Selanjutnya, Tim Starmer fokus dengan presisi bedah tentang apa yang mereka sebut sebagai “pemilih pahlawan” – pemilih berusia lanjut dari kelas pekerja yang secara tradisional memilih Partai Buruh tetapi memilih Konservatif pada tahun 2019 karena kombinasi ketidakamanan ekonomi, sentimen pro-Brexit, dan keyakinan bahwa partai Corbyn telah meninggalkan mereka.
Starmer mendengarkan para pemilih ini dan menjadikan keprihatinan mereka sebagai prioritas Partai Buruh. “Dalam hal kebijakan, Starmer menempatkan partainya di posisi sentral, menjanjikan stabilitas ekonomi, reformasi layanan publik, dan moderasi dalam isu-isu budaya,” kata Mattinson.
Untuk membangun kembali kepercayaan terhadap kompetensi ekonomi Partai Buruh, Starmer menekankan investasi ekonomi dibandingkan belanja sosial, dan berjanji menjadikan Inggris sebagai negara adidaya energi ramah lingkungan, sekaligus meyakinkan para pemimpin sektor swasta bahwa Partai Buruh akan “pro-pekerja dan pro-bisnis.”
Rachel Reeves, yang kini menjadi kanselir, menjanjikan kebijakan yang bertanggung jawab secara fiskal untuk mendorong investasi dan pertumbuhan serta menghindari kenaikan pajak bagi keluarga pekerja.
Starmer menggunakan latar belakang kelas pekerjanya untuk berempati dengan patriotisme kuat pemilih pahlawan, nilai-nilai keluarga tradisional, dan kebutuhan akan ketertiban umum dan stabilitas sosial. Sebagai mantan jaksa seperti Harris, Starmer mengambil tindakan tegas terhadap kejahatan dan imigrasi, berjanji untuk mengejar geng kriminal yang mengirim migran melintasi Selat Inggris.

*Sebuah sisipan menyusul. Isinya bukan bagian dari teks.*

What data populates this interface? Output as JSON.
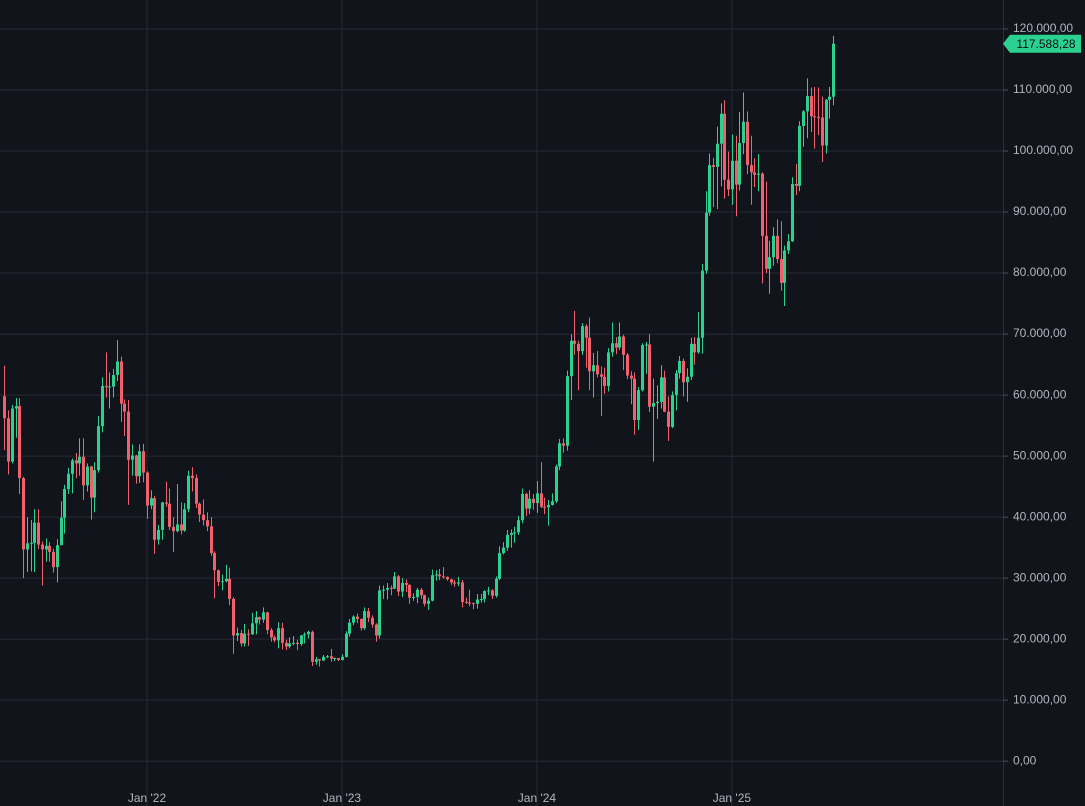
{
  "chart_data": {
    "type": "candlestick",
    "series": [
      {
        "up_color": "#2bd18f",
        "down_color": "#f0616d",
        "open": [
          59800,
          56200,
          49100,
          57800,
          58200,
          46400,
          34700,
          35700,
          35800,
          39100,
          35500,
          34700,
          35300,
          34300,
          31800,
          35400,
          39900,
          44600,
          47100,
          49300,
          48800,
          49900,
          45200,
          48300,
          43200,
          47700,
          54900,
          61500,
          61300,
          61400,
          63300,
          65500,
          58600,
          57300,
          49400,
          50100,
          46700,
          50800,
          47300,
          41900,
          43100,
          36300,
          37900,
          42400,
          42200,
          38400,
          37700,
          38800,
          37800,
          41300,
          46800,
          46400,
          42200,
          40400,
          39500,
          38500,
          34100,
          31300,
          29400,
          29500,
          29900,
          26600,
          20600,
          21000,
          19300,
          20900,
          20800,
          22600,
          23600,
          23200,
          24400,
          21500,
          20300,
          19800,
          21800,
          19400,
          18800,
          19300,
          19400,
          19200,
          20600,
          20800,
          21200,
          16300,
          16700,
          16500,
          17100,
          17200,
          16800,
          16900,
          16600,
          17100,
          20900,
          22700,
          23700,
          23300,
          21800,
          24600,
          23500,
          22400,
          20600,
          28000,
          28100,
          28400,
          28300,
          30300,
          27800,
          29200,
          28900,
          26800,
          26900,
          28100,
          27200,
          25800,
          26300,
          30500,
          30600,
          30300,
          30200,
          29800,
          29300,
          29100,
          29300,
          26100,
          26000,
          25900,
          25800,
          26500,
          26600,
          27900,
          28000,
          27100,
          29900,
          34100,
          35000,
          37100,
          37400,
          37500,
          39500,
          43800,
          41400,
          43000,
          42300,
          43900,
          41700,
          41600,
          42000,
          42600,
          48300,
          52100,
          51700,
          63100,
          68900,
          68400,
          67200,
          71300,
          69400,
          63900,
          64900,
          63400,
          63000,
          61500,
          67000,
          68500,
          67800,
          69600,
          66600,
          63200,
          62700,
          55900,
          60800,
          68200,
          68300,
          58100,
          58700,
          58900,
          62900,
          57300,
          54800,
          60000,
          63600,
          65600,
          62100,
          63000,
          68400,
          67000,
          69400,
          80400,
          89900,
          97700,
          97400,
          101200,
          106100,
          95300,
          93700,
          98400,
          94500,
          101300,
          104800,
          97700,
          96500,
          96100,
          96300,
          86100,
          80700,
          82600,
          86100,
          82300,
          78400,
          83700,
          85200,
          94600,
          94300,
          104100,
          106500,
          109000,
          105700,
          105600,
          105500,
          100900,
          108400,
          108900
        ],
        "high": [
          64800,
          57500,
          58400,
          59500,
          59500,
          46600,
          40000,
          39500,
          41300,
          41300,
          36000,
          36500,
          35900,
          34800,
          36400,
          42600,
          45300,
          48100,
          49600,
          50500,
          52900,
          52900,
          48800,
          48400,
          49000,
          56600,
          62900,
          67000,
          63700,
          64300,
          69000,
          66300,
          59300,
          59200,
          51900,
          50200,
          51900,
          52000,
          47500,
          44400,
          43500,
          38700,
          42500,
          45800,
          44700,
          40000,
          45400,
          42400,
          42300,
          47600,
          48200,
          47000,
          42400,
          42900,
          40800,
          40000,
          34400,
          31400,
          30600,
          32200,
          31700,
          26900,
          21900,
          21500,
          22500,
          21600,
          24300,
          24600,
          23700,
          25200,
          24500,
          21800,
          20600,
          22800,
          22700,
          19900,
          20300,
          20500,
          19900,
          20700,
          21100,
          21400,
          21400,
          17100,
          16800,
          17400,
          17400,
          18400,
          17000,
          16900,
          17500,
          21300,
          23300,
          23900,
          24200,
          23400,
          25200,
          25100,
          23900,
          22600,
          28800,
          28800,
          29200,
          28800,
          31000,
          30500,
          30000,
          29800,
          29000,
          27500,
          28400,
          28400,
          27300,
          26800,
          31400,
          31300,
          31500,
          31800,
          30300,
          29900,
          29700,
          30200,
          29700,
          26800,
          28100,
          26000,
          27400,
          27400,
          28000,
          28600,
          28200,
          30300,
          35200,
          35900,
          37900,
          38000,
          38400,
          40200,
          44700,
          44000,
          44400,
          43800,
          45900,
          49000,
          43200,
          42800,
          43900,
          48600,
          52800,
          52900,
          64000,
          70000,
          73800,
          68900,
          71800,
          71600,
          72700,
          66900,
          67200,
          64700,
          64500,
          67700,
          71900,
          69500,
          71900,
          69900,
          66900,
          63900,
          63700,
          61300,
          68500,
          68700,
          70000,
          62700,
          61600,
          64900,
          64000,
          59800,
          60600,
          64100,
          66400,
          66000,
          64400,
          69400,
          69500,
          73600,
          81500,
          93400,
          99600,
          98900,
          104000,
          107800,
          108300,
          99900,
          102700,
          102500,
          106400,
          109600,
          106500,
          102500,
          98800,
          99500,
          96500,
          95000,
          85300,
          87500,
          88800,
          88500,
          84500,
          86400,
          95700,
          97900,
          104900,
          106700,
          111900,
          110400,
          110500,
          110400,
          108900,
          108500,
          110500,
          118900
        ],
        "low": [
          51000,
          47000,
          48800,
          53000,
          43800,
          30000,
          31000,
          31100,
          31000,
          34800,
          28800,
          32700,
          32700,
          30900,
          29300,
          36400,
          37300,
          43800,
          43900,
          46400,
          46800,
          42800,
          44200,
          39600,
          40800,
          47300,
          53900,
          59600,
          57800,
          59600,
          62300,
          55600,
          53300,
          42000,
          46800,
          45500,
          45600,
          45700,
          39700,
          41300,
          34000,
          35500,
          36300,
          41700,
          37900,
          34300,
          37500,
          37200,
          37600,
          40800,
          44200,
          41500,
          39200,
          38600,
          37700,
          33700,
          26700,
          28700,
          28000,
          29300,
          25600,
          17600,
          19700,
          18800,
          18800,
          18900,
          20700,
          20800,
          22400,
          22700,
          20800,
          19600,
          19500,
          18500,
          18300,
          18200,
          18500,
          19000,
          18200,
          18900,
          19300,
          20100,
          15600,
          15800,
          15500,
          16400,
          16900,
          16300,
          16400,
          16400,
          16500,
          17000,
          20400,
          22300,
          22600,
          21400,
          21500,
          22800,
          21900,
          19600,
          20100,
          26600,
          26500,
          27200,
          28200,
          27100,
          26900,
          27700,
          25800,
          26300,
          25900,
          26600,
          25400,
          24800,
          26200,
          29600,
          29700,
          29900,
          29600,
          28900,
          28600,
          28700,
          25200,
          25800,
          25400,
          24900,
          25000,
          26000,
          26000,
          27200,
          26600,
          26800,
          29700,
          33900,
          34500,
          35000,
          35800,
          37100,
          39000,
          40200,
          40500,
          41200,
          40700,
          41500,
          40500,
          38600,
          41900,
          42300,
          47700,
          50600,
          50900,
          59200,
          66600,
          60800,
          66600,
          64500,
          60800,
          59600,
          62900,
          56600,
          60200,
          60600,
          66300,
          66700,
          67400,
          64100,
          62600,
          58500,
          53500,
          54300,
          60600,
          63500,
          57200,
          49100,
          56100,
          57800,
          57200,
          52500,
          54600,
          57500,
          62700,
          59800,
          58900,
          62500,
          65000,
          66800,
          66800,
          79900,
          89400,
          90800,
          90500,
          94200,
          92200,
          92600,
          91200,
          89300,
          93500,
          99500,
          96200,
          91200,
          94100,
          93400,
          78300,
          80000,
          76600,
          81200,
          81600,
          77100,
          74600,
          83100,
          85100,
          92800,
          93400,
          100700,
          102100,
          103100,
          100400,
          102600,
          98200,
          99600,
          105300,
          107500
        ],
        "close": [
          56200,
          49100,
          57800,
          58200,
          46400,
          34700,
          35700,
          35800,
          39100,
          35500,
          34700,
          35300,
          34300,
          31800,
          35400,
          39900,
          44600,
          47100,
          49300,
          48800,
          49900,
          45200,
          48300,
          43200,
          47700,
          54900,
          61500,
          61300,
          61400,
          63300,
          65500,
          58600,
          57300,
          49400,
          50100,
          46700,
          50800,
          47300,
          41900,
          43100,
          36300,
          37900,
          42400,
          42200,
          38400,
          37700,
          38800,
          37800,
          41300,
          46800,
          46400,
          42200,
          40400,
          39500,
          38500,
          34100,
          31300,
          29400,
          29500,
          29900,
          26600,
          20600,
          21000,
          19300,
          20900,
          20800,
          22600,
          23600,
          23200,
          24400,
          21500,
          20300,
          19800,
          21800,
          19400,
          18800,
          19300,
          19400,
          19200,
          20600,
          20800,
          21200,
          16300,
          16700,
          16500,
          17100,
          17200,
          16800,
          16900,
          16600,
          17100,
          20900,
          22700,
          23700,
          23300,
          21800,
          24600,
          23500,
          22400,
          20600,
          28000,
          28100,
          28400,
          28300,
          30300,
          27800,
          29200,
          28900,
          26800,
          26900,
          28100,
          27200,
          25800,
          26300,
          30500,
          30600,
          30300,
          30200,
          29800,
          29300,
          29100,
          29300,
          26100,
          26000,
          25900,
          25800,
          26500,
          26600,
          27900,
          28000,
          27100,
          29900,
          34100,
          35000,
          37100,
          37400,
          37500,
          39500,
          43800,
          41400,
          43000,
          42300,
          43900,
          41700,
          41600,
          42000,
          42600,
          48300,
          52100,
          51700,
          63100,
          68900,
          68400,
          67200,
          71300,
          69400,
          63900,
          64900,
          63400,
          63000,
          61500,
          67000,
          68500,
          67800,
          69600,
          66600,
          63200,
          62700,
          55900,
          60800,
          68200,
          68300,
          58100,
          58700,
          58900,
          62900,
          57300,
          54800,
          60000,
          63600,
          65600,
          62100,
          63000,
          68400,
          67000,
          69400,
          80400,
          89900,
          97700,
          97400,
          101200,
          106100,
          95300,
          93700,
          98400,
          94500,
          101300,
          104800,
          97700,
          96500,
          96100,
          96300,
          86100,
          80700,
          82600,
          86100,
          82300,
          78400,
          83700,
          85200,
          94600,
          94300,
          104100,
          106500,
          109000,
          105700,
          105600,
          105500,
          100900,
          108400,
          108900,
          117588.28
        ]
      }
    ],
    "last_price_label": "117.588,28",
    "xlim": [
      -1.2,
      266.3
    ],
    "xticks": [
      {
        "value": 38,
        "label": "Jan '22"
      },
      {
        "value": 90,
        "label": "Jan '23"
      },
      {
        "value": 142,
        "label": "Jan '24"
      },
      {
        "value": 194,
        "label": "Jan '25"
      }
    ],
    "ylim": [
      -3900,
      124750
    ],
    "yticks": [
      {
        "value": 0,
        "label": "0,00"
      },
      {
        "value": 10000,
        "label": "10.000,00"
      },
      {
        "value": 20000,
        "label": "20.000,00"
      },
      {
        "value": 30000,
        "label": "30.000,00"
      },
      {
        "value": 40000,
        "label": "40.000,00"
      },
      {
        "value": 50000,
        "label": "50.000,00"
      },
      {
        "value": 60000,
        "label": "60.000,00"
      },
      {
        "value": 70000,
        "label": "70.000,00"
      },
      {
        "value": 80000,
        "label": "80.000,00"
      },
      {
        "value": 90000,
        "label": "90.000,00"
      },
      {
        "value": 100000,
        "label": "100.000,00"
      },
      {
        "value": 110000,
        "label": "110.000,00"
      },
      {
        "value": 120000,
        "label": "120.000,00"
      }
    ],
    "grid": true
  }
}
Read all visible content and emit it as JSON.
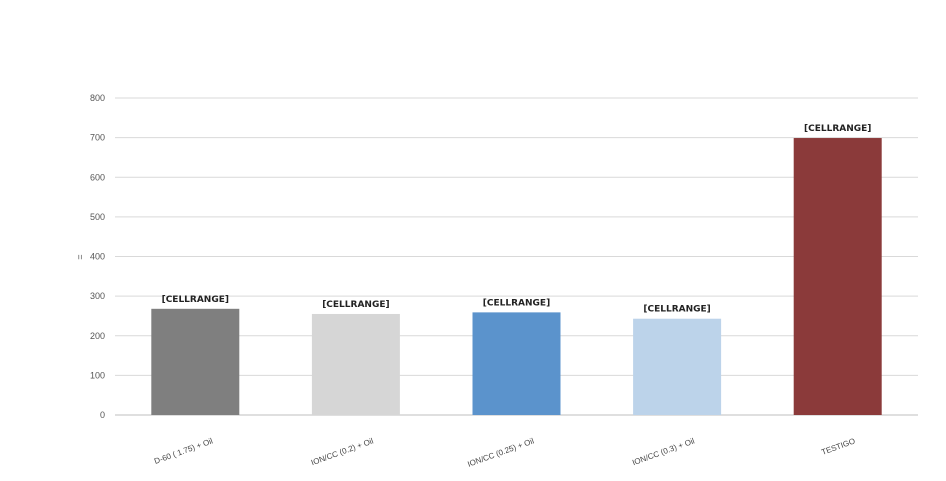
{
  "chart_data": {
    "type": "bar",
    "title": "",
    "xlabel": "",
    "ylabel": "=",
    "ylim": [
      0,
      800
    ],
    "yticks": [
      0,
      100,
      200,
      300,
      400,
      500,
      600,
      700,
      800
    ],
    "grid": true,
    "legend": "none",
    "categories": [
      "D-60 ( 1.75) + Oil",
      "ION/CC (0.2) + Oil",
      "ION/CC (0.25) + Oil",
      "ION/CC (0.3) + Oil",
      "TESTIGO"
    ],
    "values": [
      268,
      255,
      259,
      243,
      699
    ],
    "data_labels": [
      "[CELLRANGE]",
      "[CELLRANGE]",
      "[CELLRANGE]",
      "[CELLRANGE]",
      "[CELLRANGE]"
    ],
    "colors": [
      "#7f7f7f",
      "#d6d6d6",
      "#5b93cc",
      "#bcd3ea",
      "#8b3a3a"
    ]
  }
}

Harris juga menyampaikan pesan-pesan patriotik, menghindari bahasa polarisasi dalam politik identitas, dan berjanji untuk mengurangi imigrasi ilegal. Dia menekankan kisahnya tentang kelas menengah ke bawah dan fokus untuk menurunkan biaya hidup.
Peralihan dari ortodoksi progresif ini memang menyegarkan, namun mungkin tidak cukup untuk menghilangkan persepsi para pekerja Amerika bahwa Partai Demokrat adalah ortodoksi progresiflebih responsif terhadap lulusan perguruan tinggi dan elit kosmopolitandaripada kepada mereka. Yang diperlukan adalah reorientasi komprehensif komitmen politik dan pemerintahan Partai Demokrat seputar kebutuhan keluarga pekerja yang khawatir mereka akan tersingkir dari kelas menengah besar Amerika.
Misalnya, Partai Demokrat harus membuang janji palsu “perguruan tinggi untuk semua” dan mengalihkan sumber daya dari pengampunan pinjaman mahasiswa ke investasi baru dalam memperluasalternatif berkualitas tinggi untuk perguruan tinggi. Secara khusus, mereka dapat menyerukan peningkatan dramatis dalam program magang yang memungkinkan kaum muda memperoleh penghasilan dan belajar pada saat yang bersamaan.
Dan alih-alih menuruti fantasi utopis seperti Green New Deal, Partai Demokrat sebaiknya mengusulkan transisi energi bersih yang berjalan secara realistis dan tidak mengancam keluarga pekerja dengan hilangnya pekerjaan produksi yang baik secara tiba-tiba, kelangkaan energi, dan tagihan bahan bakar yang lebih tinggi.
Yang terpenting, mereka perlu meniru pragmatisme dan keberhasilan Starmer dalam mengembalikan partainya “melayani rakyat pekerja.”
Begitulah cara Harris dan Walz dapat mengarahkan Partai Demokrat kembali ke kampung halamannya dan menang pada bulan November.
Will Marshall adalah presiden dan pendiri Progressive Policy Institute.